Combining Strategies Efficiently: High-Quality Decisions from Conflicting Advice
Wouter M. Koolen
In this dissertation we study machine learning: the automated
discovery and exploitation of regularities in data. We may use
regularities identified in objects to explain the past
(e.g. archaeology, justice), as well as regularities found in
processes to predict the future (e.g. weather, stock market) and guide
our actions.
With ubiquitous computational resources, machine learning algorithms
have become pervasive. For example, they manage financial portfolios
and power-saving policy, provide personalised movie recommendations as
well as advertisements, and form the core of state-of-the-art data
compression software.
This dissertation develops the theory of online learning, a branch of
machine learning that investigates sequential decision problems with
immediate feedback. In particular, we study the setting called
prediction with expert advice. Our task is to predict a sequence of
data. Each trial, we may first consult a given set of experts. We then
combine their advice and issue our prediction of the next
outcome. Finally, the next outcome is revealed, and we incur loss
based on the discrepancy between our prediction and it.
The goal is to build efficient algorithms with small regret, i.e. the
difference between the incurred cumulative loss and the loss of the
best strategy in hindsight from a fixed reference class. In this
sense, the strategies in the reference class are the patterns, and
achieving small regret means learning which reference strategy best
models the data. The main difference between the learning problems we
consider is the complexity of the reference set. Algorithms for
prediction with expert advice have many applications including
classification, regression, hypothesis testing, model selection, data
compression, gambling and investing in the stock market.
In Chapter 2 we give a game-theoretic analysis of the simplest online
learning problem, the prediction of a sequence of binary outcomes
under 0/1 loss with the help of two experts. For this simple problem,
we compute the minimax, i.e. game-theoretically optimal, regret, and
show how to implement the optimal strategy efficiently. We then give
special attention to the case that one of the experts is good. We
conclude with a new result: the optimal algorithm for competing with
the set of meta-experts that switch between the two basic experts.

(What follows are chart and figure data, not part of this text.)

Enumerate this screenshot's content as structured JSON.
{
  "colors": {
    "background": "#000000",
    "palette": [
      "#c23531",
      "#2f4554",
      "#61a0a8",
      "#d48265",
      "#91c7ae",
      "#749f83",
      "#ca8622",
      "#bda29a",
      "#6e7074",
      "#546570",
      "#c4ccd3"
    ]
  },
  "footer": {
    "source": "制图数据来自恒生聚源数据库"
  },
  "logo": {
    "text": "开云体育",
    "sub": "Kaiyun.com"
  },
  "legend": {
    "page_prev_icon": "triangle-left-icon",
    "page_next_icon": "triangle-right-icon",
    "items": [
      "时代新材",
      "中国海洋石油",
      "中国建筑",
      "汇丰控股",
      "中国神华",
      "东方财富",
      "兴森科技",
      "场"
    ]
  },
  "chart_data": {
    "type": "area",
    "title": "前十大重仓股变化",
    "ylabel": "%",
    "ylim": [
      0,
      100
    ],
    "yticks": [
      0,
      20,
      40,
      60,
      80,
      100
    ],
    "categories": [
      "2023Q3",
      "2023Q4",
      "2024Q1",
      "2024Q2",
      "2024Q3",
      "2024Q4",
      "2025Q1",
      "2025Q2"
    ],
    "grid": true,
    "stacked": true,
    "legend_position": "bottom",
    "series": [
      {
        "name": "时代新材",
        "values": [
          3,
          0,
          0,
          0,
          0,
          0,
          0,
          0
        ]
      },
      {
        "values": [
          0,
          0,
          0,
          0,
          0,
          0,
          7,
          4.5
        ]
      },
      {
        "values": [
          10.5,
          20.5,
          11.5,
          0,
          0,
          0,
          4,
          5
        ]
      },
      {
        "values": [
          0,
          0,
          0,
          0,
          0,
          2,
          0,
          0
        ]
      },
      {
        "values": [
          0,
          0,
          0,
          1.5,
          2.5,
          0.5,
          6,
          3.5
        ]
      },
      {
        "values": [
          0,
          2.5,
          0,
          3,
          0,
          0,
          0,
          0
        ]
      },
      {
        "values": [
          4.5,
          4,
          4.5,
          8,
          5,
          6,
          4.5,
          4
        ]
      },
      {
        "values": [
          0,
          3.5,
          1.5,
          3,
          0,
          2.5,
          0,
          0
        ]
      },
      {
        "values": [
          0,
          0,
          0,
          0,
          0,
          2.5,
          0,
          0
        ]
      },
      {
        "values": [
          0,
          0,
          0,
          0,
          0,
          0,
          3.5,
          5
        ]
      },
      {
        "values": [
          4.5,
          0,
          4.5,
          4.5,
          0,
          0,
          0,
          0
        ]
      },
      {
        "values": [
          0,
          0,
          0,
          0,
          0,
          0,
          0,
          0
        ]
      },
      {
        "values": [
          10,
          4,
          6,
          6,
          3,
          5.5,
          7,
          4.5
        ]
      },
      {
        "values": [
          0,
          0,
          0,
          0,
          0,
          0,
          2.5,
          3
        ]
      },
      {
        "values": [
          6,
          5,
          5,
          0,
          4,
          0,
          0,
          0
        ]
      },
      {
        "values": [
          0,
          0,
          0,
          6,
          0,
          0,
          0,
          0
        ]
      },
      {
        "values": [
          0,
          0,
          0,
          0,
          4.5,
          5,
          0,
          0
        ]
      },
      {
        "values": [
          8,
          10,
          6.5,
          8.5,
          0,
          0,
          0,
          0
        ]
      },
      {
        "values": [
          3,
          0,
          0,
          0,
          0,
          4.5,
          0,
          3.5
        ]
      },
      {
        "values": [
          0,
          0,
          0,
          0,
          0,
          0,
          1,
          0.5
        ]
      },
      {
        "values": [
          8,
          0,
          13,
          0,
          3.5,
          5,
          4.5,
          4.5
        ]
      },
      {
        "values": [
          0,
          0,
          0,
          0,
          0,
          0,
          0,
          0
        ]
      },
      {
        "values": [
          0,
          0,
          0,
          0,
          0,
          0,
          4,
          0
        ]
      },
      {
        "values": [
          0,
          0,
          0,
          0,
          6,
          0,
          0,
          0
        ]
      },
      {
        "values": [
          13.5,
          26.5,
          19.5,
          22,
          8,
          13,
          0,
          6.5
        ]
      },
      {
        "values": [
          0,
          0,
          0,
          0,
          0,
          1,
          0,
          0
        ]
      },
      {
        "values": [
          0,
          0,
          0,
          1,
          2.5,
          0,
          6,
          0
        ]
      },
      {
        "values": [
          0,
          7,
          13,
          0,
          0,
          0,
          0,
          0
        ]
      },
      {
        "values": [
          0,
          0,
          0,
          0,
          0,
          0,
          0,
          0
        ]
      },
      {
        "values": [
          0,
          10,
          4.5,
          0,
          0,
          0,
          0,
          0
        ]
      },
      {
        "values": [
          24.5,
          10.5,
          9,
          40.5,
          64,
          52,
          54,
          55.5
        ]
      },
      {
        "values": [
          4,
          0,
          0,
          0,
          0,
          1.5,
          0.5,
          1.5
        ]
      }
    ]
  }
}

In Chapter 3 we show how models for prediction with expert advice can
be defined concisely and clearly using hidden Markov models (HMMs);
standard algorithms can then be used to efficiently calculate how the
expert predictions should be weighted. We focus on algorithms for
tracking the best expert. Here the strategies in the reference set
follow the advice of a single expert, but this expert may change
between trials. We cast existing models as HMMs, starting from the
fixed share algorithm, recover the running times and regret bounds for
each algorithm, and discuss how they are related. We also describe
three new models for switching between experts.

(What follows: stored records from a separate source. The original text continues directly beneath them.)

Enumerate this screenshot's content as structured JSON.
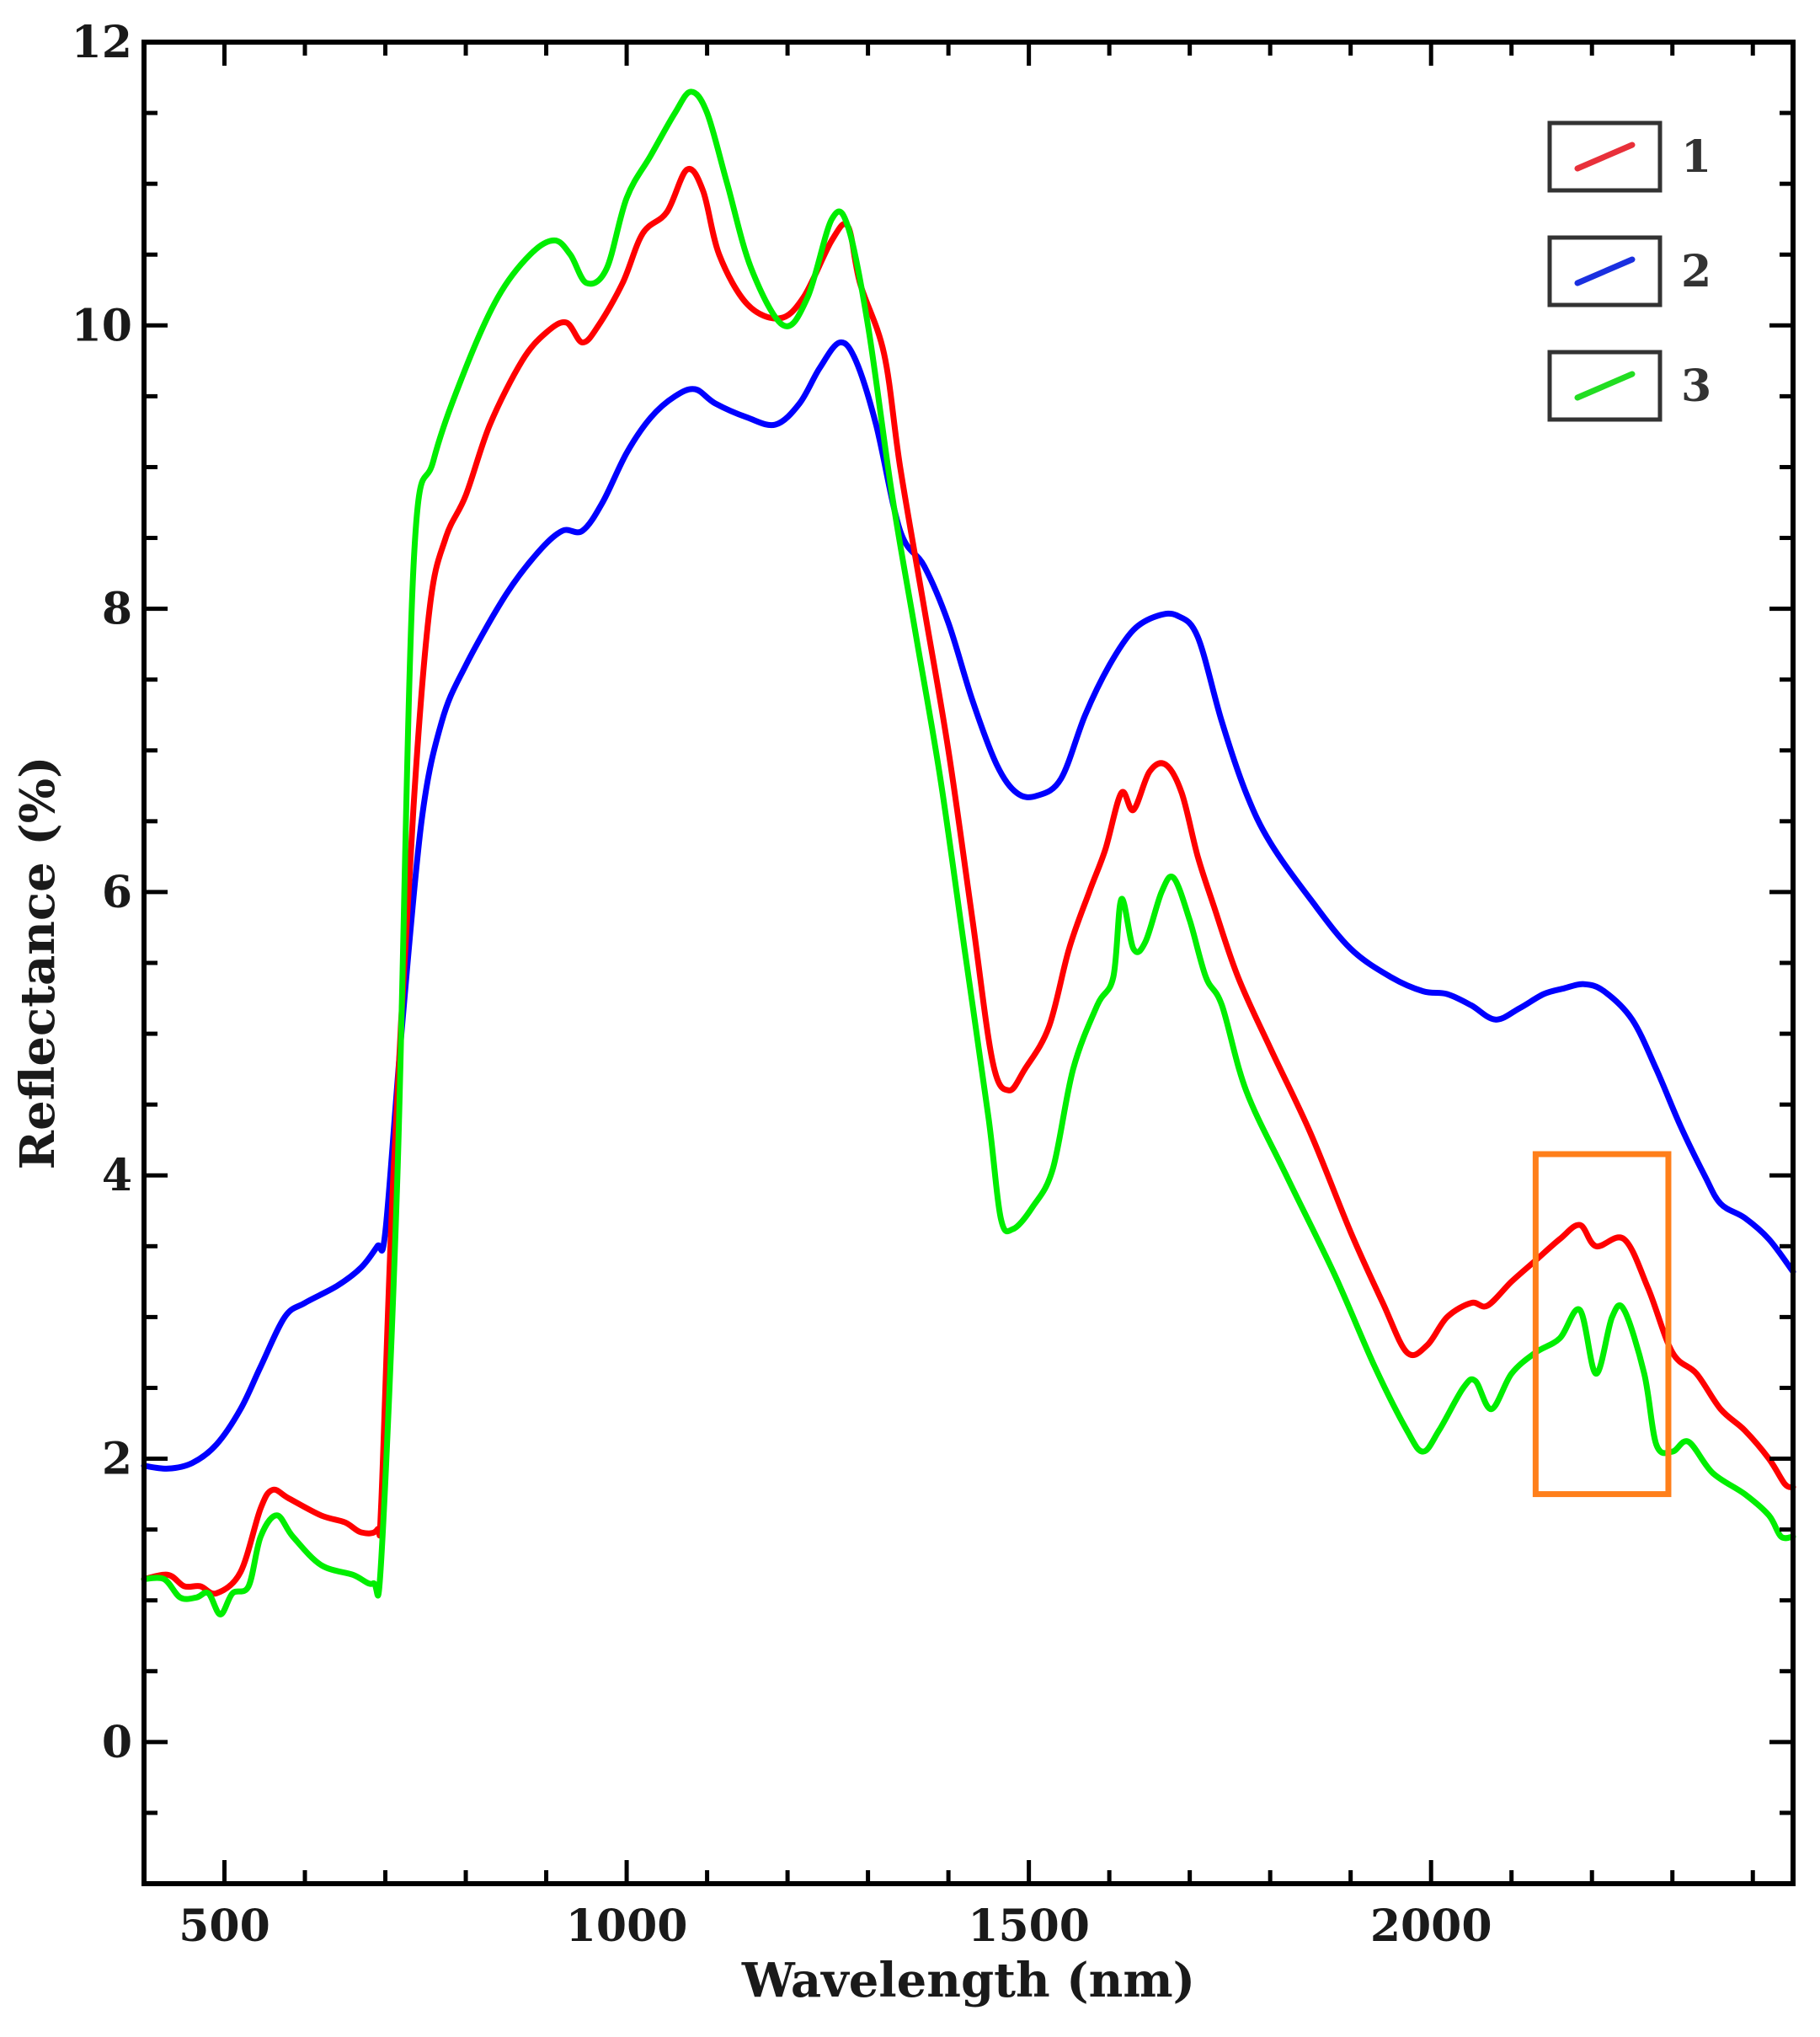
{
  "chart_data": {
    "type": "line",
    "title": "",
    "xlabel": "Wavelength (nm)",
    "ylabel": "Reflectance (%)",
    "xlim": [
      400,
      2450
    ],
    "ylim": [
      -1,
      12
    ],
    "x_ticks": [
      500,
      1000,
      1500,
      2000
    ],
    "y_ticks": [
      0,
      2,
      4,
      6,
      8,
      10,
      12
    ],
    "grid": false,
    "legend_position": "top-right",
    "series": [
      {
        "name": "1",
        "color": "#ff0000",
        "legend_color": "#e8303a",
        "points": [
          [
            400,
            1.15
          ],
          [
            430,
            1.18
          ],
          [
            450,
            1.1
          ],
          [
            470,
            1.1
          ],
          [
            490,
            1.05
          ],
          [
            520,
            1.2
          ],
          [
            545,
            1.65
          ],
          [
            560,
            1.78
          ],
          [
            580,
            1.72
          ],
          [
            620,
            1.6
          ],
          [
            650,
            1.55
          ],
          [
            670,
            1.48
          ],
          [
            690,
            1.5
          ],
          [
            695,
            1.7
          ],
          [
            710,
            4.0
          ],
          [
            735,
            6.6
          ],
          [
            755,
            8.0
          ],
          [
            775,
            8.5
          ],
          [
            800,
            8.8
          ],
          [
            830,
            9.3
          ],
          [
            870,
            9.75
          ],
          [
            900,
            9.95
          ],
          [
            925,
            10.02
          ],
          [
            945,
            9.88
          ],
          [
            965,
            10.0
          ],
          [
            995,
            10.3
          ],
          [
            1020,
            10.65
          ],
          [
            1050,
            10.8
          ],
          [
            1075,
            11.1
          ],
          [
            1095,
            10.95
          ],
          [
            1115,
            10.5
          ],
          [
            1150,
            10.15
          ],
          [
            1190,
            10.05
          ],
          [
            1220,
            10.2
          ],
          [
            1255,
            10.6
          ],
          [
            1275,
            10.7
          ],
          [
            1290,
            10.3
          ],
          [
            1320,
            9.8
          ],
          [
            1340,
            9.0
          ],
          [
            1370,
            8.0
          ],
          [
            1400,
            7.0
          ],
          [
            1430,
            5.8
          ],
          [
            1455,
            4.8
          ],
          [
            1475,
            4.6
          ],
          [
            1495,
            4.75
          ],
          [
            1525,
            5.05
          ],
          [
            1550,
            5.6
          ],
          [
            1575,
            6.0
          ],
          [
            1595,
            6.3
          ],
          [
            1615,
            6.7
          ],
          [
            1630,
            6.58
          ],
          [
            1650,
            6.85
          ],
          [
            1670,
            6.9
          ],
          [
            1690,
            6.7
          ],
          [
            1710,
            6.25
          ],
          [
            1730,
            5.9
          ],
          [
            1760,
            5.4
          ],
          [
            1800,
            4.9
          ],
          [
            1850,
            4.3
          ],
          [
            1900,
            3.6
          ],
          [
            1940,
            3.1
          ],
          [
            1970,
            2.75
          ],
          [
            1995,
            2.8
          ],
          [
            2020,
            3.0
          ],
          [
            2050,
            3.1
          ],
          [
            2070,
            3.08
          ],
          [
            2100,
            3.25
          ],
          [
            2130,
            3.4
          ],
          [
            2160,
            3.55
          ],
          [
            2185,
            3.65
          ],
          [
            2205,
            3.5
          ],
          [
            2240,
            3.55
          ],
          [
            2270,
            3.2
          ],
          [
            2300,
            2.75
          ],
          [
            2330,
            2.6
          ],
          [
            2360,
            2.35
          ],
          [
            2390,
            2.2
          ],
          [
            2420,
            2.0
          ],
          [
            2440,
            1.82
          ],
          [
            2450,
            1.8
          ]
        ]
      },
      {
        "name": "2",
        "color": "#0000ff",
        "legend_color": "#1a30e0",
        "points": [
          [
            400,
            1.95
          ],
          [
            430,
            1.93
          ],
          [
            460,
            1.97
          ],
          [
            490,
            2.1
          ],
          [
            520,
            2.35
          ],
          [
            545,
            2.65
          ],
          [
            575,
            3.0
          ],
          [
            600,
            3.1
          ],
          [
            640,
            3.22
          ],
          [
            670,
            3.35
          ],
          [
            690,
            3.5
          ],
          [
            700,
            3.6
          ],
          [
            720,
            5.0
          ],
          [
            745,
            6.5
          ],
          [
            770,
            7.2
          ],
          [
            800,
            7.6
          ],
          [
            850,
            8.1
          ],
          [
            890,
            8.4
          ],
          [
            920,
            8.55
          ],
          [
            945,
            8.55
          ],
          [
            970,
            8.75
          ],
          [
            1000,
            9.1
          ],
          [
            1030,
            9.35
          ],
          [
            1060,
            9.5
          ],
          [
            1085,
            9.55
          ],
          [
            1110,
            9.45
          ],
          [
            1150,
            9.35
          ],
          [
            1185,
            9.3
          ],
          [
            1215,
            9.45
          ],
          [
            1240,
            9.7
          ],
          [
            1265,
            9.88
          ],
          [
            1285,
            9.75
          ],
          [
            1310,
            9.3
          ],
          [
            1340,
            8.55
          ],
          [
            1370,
            8.3
          ],
          [
            1400,
            7.9
          ],
          [
            1430,
            7.35
          ],
          [
            1460,
            6.9
          ],
          [
            1485,
            6.7
          ],
          [
            1510,
            6.68
          ],
          [
            1540,
            6.8
          ],
          [
            1570,
            7.25
          ],
          [
            1600,
            7.6
          ],
          [
            1630,
            7.85
          ],
          [
            1660,
            7.95
          ],
          [
            1685,
            7.95
          ],
          [
            1710,
            7.8
          ],
          [
            1740,
            7.2
          ],
          [
            1770,
            6.7
          ],
          [
            1800,
            6.35
          ],
          [
            1850,
            5.95
          ],
          [
            1900,
            5.6
          ],
          [
            1950,
            5.4
          ],
          [
            1990,
            5.3
          ],
          [
            2020,
            5.28
          ],
          [
            2050,
            5.2
          ],
          [
            2080,
            5.1
          ],
          [
            2110,
            5.18
          ],
          [
            2140,
            5.28
          ],
          [
            2165,
            5.32
          ],
          [
            2190,
            5.35
          ],
          [
            2215,
            5.3
          ],
          [
            2250,
            5.1
          ],
          [
            2280,
            4.75
          ],
          [
            2310,
            4.35
          ],
          [
            2340,
            4.0
          ],
          [
            2360,
            3.8
          ],
          [
            2390,
            3.7
          ],
          [
            2420,
            3.55
          ],
          [
            2450,
            3.32
          ]
        ]
      },
      {
        "name": "3",
        "color": "#00ee00",
        "legend_color": "#22dd22",
        "points": [
          [
            400,
            1.15
          ],
          [
            425,
            1.15
          ],
          [
            445,
            1.02
          ],
          [
            465,
            1.02
          ],
          [
            480,
            1.05
          ],
          [
            495,
            0.9
          ],
          [
            510,
            1.05
          ],
          [
            530,
            1.1
          ],
          [
            545,
            1.45
          ],
          [
            565,
            1.6
          ],
          [
            585,
            1.45
          ],
          [
            620,
            1.25
          ],
          [
            660,
            1.18
          ],
          [
            685,
            1.12
          ],
          [
            695,
            1.3
          ],
          [
            715,
            4.0
          ],
          [
            735,
            8.3
          ],
          [
            760,
            9.05
          ],
          [
            800,
            9.7
          ],
          [
            840,
            10.2
          ],
          [
            880,
            10.5
          ],
          [
            910,
            10.6
          ],
          [
            930,
            10.5
          ],
          [
            950,
            10.3
          ],
          [
            975,
            10.4
          ],
          [
            1000,
            10.9
          ],
          [
            1030,
            11.2
          ],
          [
            1060,
            11.5
          ],
          [
            1080,
            11.65
          ],
          [
            1100,
            11.5
          ],
          [
            1125,
            11.0
          ],
          [
            1155,
            10.4
          ],
          [
            1195,
            10.0
          ],
          [
            1225,
            10.2
          ],
          [
            1255,
            10.75
          ],
          [
            1275,
            10.7
          ],
          [
            1300,
            10.0
          ],
          [
            1330,
            8.8
          ],
          [
            1360,
            7.8
          ],
          [
            1390,
            6.8
          ],
          [
            1420,
            5.6
          ],
          [
            1450,
            4.4
          ],
          [
            1465,
            3.7
          ],
          [
            1480,
            3.62
          ],
          [
            1505,
            3.78
          ],
          [
            1530,
            4.05
          ],
          [
            1555,
            4.75
          ],
          [
            1585,
            5.2
          ],
          [
            1605,
            5.4
          ],
          [
            1615,
            5.95
          ],
          [
            1630,
            5.6
          ],
          [
            1645,
            5.65
          ],
          [
            1665,
            6.0
          ],
          [
            1680,
            6.1
          ],
          [
            1700,
            5.8
          ],
          [
            1720,
            5.4
          ],
          [
            1740,
            5.2
          ],
          [
            1770,
            4.6
          ],
          [
            1820,
            4.0
          ],
          [
            1880,
            3.3
          ],
          [
            1930,
            2.65
          ],
          [
            1970,
            2.2
          ],
          [
            1990,
            2.05
          ],
          [
            2010,
            2.2
          ],
          [
            2040,
            2.5
          ],
          [
            2055,
            2.55
          ],
          [
            2075,
            2.35
          ],
          [
            2100,
            2.6
          ],
          [
            2130,
            2.75
          ],
          [
            2160,
            2.85
          ],
          [
            2185,
            3.05
          ],
          [
            2205,
            2.6
          ],
          [
            2225,
            3.0
          ],
          [
            2240,
            3.05
          ],
          [
            2265,
            2.6
          ],
          [
            2280,
            2.1
          ],
          [
            2300,
            2.05
          ],
          [
            2320,
            2.12
          ],
          [
            2350,
            1.9
          ],
          [
            2390,
            1.75
          ],
          [
            2420,
            1.6
          ],
          [
            2435,
            1.45
          ],
          [
            2450,
            1.45
          ]
        ]
      }
    ],
    "annotations": [
      {
        "type": "rectangle",
        "color": "#ff7f1a",
        "x_range": [
          2130,
          2295
        ],
        "y_range": [
          1.75,
          4.15
        ]
      }
    ]
  }
}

In Chapter 4 we extend the setting to tracking the best learning
expert. Whereas vanilla experts can be tapped for advice about the
current trial, learning experts may be queried for advice given each
possible subset of the past data. This additional power is available
to both the algorithm and the reference strategies. Achieving small
regret thus means learning how to partition the trials, and which
learning expert to train and follow within each partition cell. We
give efficient algorithms with small regret for tracking learning
experts that can themselves be formalised using the expert HMMs of
Chapter 3.
In Chapter 5 we consider reference strategies that switch between two
experts based on their cumulative loss instead of on time. This
chapter is formulated in financial terms to make the presentation more
intuitive. We present a simple online two-way trading algorithm that
exploits fluctuations in the unit price of an asset. Rather than
analysing worst-case performance under some assumptions, we prove a
novel, unconditional performance bound that is parameterised either by
the actual dynamics of the price of the asset, or by a simplifying
model thereof. We discuss application of the results to prediction
with expert advice, data compression and hypothesis testing.

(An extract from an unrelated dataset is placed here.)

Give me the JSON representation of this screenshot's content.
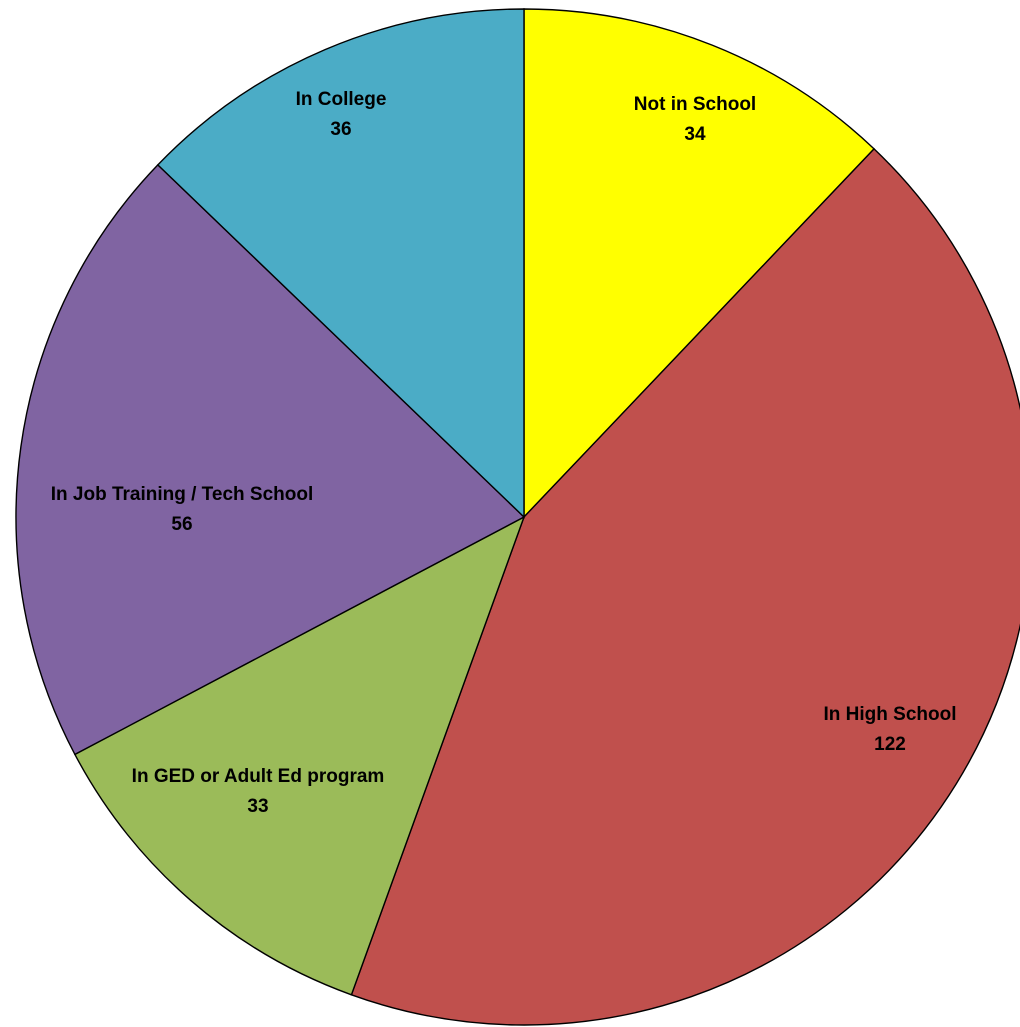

In Chapter 6 we consider prediction with structured concepts. Each
round we select a concept, which is composed of components. The loss
of a concept is the sum of the losses of its components. Whereas the
losses of different components are independent, the losses of
different concepts are highly related. We develop an online algorithm,
called Component Hedge that exploits this dependence, and thereby
avoids the so called range factor that arises when the dependences are
ignored. We show that Component Hedge has optimal regret bounds for a
large variety of structured concept classes.